Morphology modulation of nanostructured materials are highly crucial for various applications including photocatalysis, drug delivery, etc. In this study, mesoporous zinc oxide (ZnO) nanoclusters (MZN) were synthesized via a simple, cost-effective, low-temperature wet chemical route and further sucessfully utilized for photodegradation of Rhodamine B (RhB). Firstly, polystyrene (PS) nanospheres (∼300 nm) were prepared by polymerization of styrene in aqueous solvent. Then the MZN were achieved by formation of ZnO nanoparticles-shell over the surface of PS nanospheres via esterification of zinc acetate dihydrate in isopropyl alcohol followed by toluene dissolution of PS core.
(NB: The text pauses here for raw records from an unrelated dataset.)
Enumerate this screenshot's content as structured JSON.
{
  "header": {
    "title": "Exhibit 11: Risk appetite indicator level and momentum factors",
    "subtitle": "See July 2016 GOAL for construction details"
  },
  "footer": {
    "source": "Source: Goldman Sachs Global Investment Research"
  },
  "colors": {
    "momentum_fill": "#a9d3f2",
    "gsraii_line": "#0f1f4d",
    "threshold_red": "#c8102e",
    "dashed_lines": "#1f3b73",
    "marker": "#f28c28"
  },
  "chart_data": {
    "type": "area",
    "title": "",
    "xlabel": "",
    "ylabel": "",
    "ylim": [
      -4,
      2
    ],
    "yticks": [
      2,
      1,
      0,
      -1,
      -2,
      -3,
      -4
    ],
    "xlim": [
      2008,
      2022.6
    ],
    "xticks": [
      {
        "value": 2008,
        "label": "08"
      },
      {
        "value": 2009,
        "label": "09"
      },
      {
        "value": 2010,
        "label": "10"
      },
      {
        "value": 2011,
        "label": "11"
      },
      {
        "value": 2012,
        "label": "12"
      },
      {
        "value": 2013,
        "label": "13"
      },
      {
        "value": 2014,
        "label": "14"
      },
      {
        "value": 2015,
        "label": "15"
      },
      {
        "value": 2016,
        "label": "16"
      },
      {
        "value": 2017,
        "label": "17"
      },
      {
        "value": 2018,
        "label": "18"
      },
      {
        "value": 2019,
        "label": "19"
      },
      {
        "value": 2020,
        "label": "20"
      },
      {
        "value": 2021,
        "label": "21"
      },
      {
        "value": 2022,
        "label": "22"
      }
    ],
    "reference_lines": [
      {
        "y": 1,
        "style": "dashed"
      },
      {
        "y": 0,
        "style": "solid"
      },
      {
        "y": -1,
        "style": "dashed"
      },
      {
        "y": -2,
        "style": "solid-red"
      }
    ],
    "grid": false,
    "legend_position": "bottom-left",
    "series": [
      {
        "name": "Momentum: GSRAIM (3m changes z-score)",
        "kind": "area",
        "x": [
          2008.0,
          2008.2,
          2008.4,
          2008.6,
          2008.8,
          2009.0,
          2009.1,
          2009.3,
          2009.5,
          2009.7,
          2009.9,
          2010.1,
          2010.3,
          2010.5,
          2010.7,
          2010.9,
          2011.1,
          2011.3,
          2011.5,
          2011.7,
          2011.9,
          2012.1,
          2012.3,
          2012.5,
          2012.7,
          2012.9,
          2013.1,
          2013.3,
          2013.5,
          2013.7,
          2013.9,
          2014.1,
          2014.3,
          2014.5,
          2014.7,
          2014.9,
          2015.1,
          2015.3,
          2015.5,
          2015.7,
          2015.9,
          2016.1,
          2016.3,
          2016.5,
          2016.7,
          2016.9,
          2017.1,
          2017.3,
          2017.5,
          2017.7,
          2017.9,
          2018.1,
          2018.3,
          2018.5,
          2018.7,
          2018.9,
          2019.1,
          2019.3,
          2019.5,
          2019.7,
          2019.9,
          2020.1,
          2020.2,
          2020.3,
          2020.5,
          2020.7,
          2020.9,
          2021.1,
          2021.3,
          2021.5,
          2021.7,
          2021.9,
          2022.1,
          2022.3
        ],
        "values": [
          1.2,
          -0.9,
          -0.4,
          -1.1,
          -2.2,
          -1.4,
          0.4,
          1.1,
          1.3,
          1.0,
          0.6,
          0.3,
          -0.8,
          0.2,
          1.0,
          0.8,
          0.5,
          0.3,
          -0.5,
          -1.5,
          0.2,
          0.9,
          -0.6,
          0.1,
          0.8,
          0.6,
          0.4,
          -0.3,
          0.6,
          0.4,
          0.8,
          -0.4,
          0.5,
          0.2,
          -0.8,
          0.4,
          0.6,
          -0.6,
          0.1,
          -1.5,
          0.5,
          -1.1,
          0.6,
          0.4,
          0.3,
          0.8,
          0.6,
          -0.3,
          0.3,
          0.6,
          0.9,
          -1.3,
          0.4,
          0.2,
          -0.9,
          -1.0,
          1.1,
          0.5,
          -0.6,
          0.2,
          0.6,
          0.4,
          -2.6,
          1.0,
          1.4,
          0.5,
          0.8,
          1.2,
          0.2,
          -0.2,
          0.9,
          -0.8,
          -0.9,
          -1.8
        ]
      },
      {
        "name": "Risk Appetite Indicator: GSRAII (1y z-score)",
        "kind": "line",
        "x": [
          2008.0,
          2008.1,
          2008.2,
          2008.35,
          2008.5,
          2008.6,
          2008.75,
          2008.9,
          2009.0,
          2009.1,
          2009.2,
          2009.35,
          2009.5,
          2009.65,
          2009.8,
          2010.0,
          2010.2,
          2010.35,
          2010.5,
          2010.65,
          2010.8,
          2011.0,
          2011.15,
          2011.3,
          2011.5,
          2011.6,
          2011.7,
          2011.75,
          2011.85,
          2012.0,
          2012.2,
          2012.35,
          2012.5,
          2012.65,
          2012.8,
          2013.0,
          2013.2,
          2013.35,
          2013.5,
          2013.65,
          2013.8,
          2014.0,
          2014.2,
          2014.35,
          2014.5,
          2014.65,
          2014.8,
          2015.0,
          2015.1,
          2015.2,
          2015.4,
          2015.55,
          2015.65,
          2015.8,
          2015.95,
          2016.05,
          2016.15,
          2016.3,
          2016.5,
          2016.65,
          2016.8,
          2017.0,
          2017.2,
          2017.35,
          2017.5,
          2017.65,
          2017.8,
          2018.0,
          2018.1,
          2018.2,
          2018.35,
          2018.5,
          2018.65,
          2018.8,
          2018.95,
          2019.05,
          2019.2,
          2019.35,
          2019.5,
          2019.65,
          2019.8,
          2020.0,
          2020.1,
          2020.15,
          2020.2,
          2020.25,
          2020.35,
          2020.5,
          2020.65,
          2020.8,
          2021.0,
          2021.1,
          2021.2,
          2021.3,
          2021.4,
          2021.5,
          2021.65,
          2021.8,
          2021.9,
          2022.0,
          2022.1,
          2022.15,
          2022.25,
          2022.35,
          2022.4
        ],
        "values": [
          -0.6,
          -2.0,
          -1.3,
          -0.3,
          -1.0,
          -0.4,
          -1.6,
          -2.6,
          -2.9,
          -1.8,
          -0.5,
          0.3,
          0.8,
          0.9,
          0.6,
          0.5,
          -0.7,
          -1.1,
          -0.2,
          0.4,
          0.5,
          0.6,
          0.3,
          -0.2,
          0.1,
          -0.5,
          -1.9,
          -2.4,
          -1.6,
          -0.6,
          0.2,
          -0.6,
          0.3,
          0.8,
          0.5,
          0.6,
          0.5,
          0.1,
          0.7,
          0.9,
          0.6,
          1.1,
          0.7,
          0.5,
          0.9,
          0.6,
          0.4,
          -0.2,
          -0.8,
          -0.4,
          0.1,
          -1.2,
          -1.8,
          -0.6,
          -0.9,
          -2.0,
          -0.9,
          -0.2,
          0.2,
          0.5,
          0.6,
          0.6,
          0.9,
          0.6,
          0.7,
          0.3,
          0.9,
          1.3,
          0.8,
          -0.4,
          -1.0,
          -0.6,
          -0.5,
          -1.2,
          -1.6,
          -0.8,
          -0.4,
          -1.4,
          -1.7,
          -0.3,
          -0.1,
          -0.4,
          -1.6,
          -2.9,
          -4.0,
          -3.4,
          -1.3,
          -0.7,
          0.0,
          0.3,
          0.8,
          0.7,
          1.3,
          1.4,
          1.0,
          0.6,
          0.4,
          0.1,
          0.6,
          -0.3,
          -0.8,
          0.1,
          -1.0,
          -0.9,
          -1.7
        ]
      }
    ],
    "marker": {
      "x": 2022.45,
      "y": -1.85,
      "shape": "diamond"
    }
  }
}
The as-synthesized MZN were spherically-shaped, porous in nature with a diameter of ∼ 400 nm and composed of well-arranged highly-crystalline ZnO nanoparticles (∼ 5 nm). The MZN also exhibited a high surface area of 78.3±5.4 m² g^-1 and an average pore diameter of ∼26 nm. Furthermore, this unique structure demonstrates an expeditious photodegradation of RhB under UV illumination, monitored by UV-visible spectroscopy at different time intervals until the dye was completely degraded to colorless end products. Fast RhB decomposition was observed with a degradation rate of ∼98% within initial 40 min which can be attributed to the porous nature, large specific surface area and excellent electron accepting features of the engineered nanoclusters.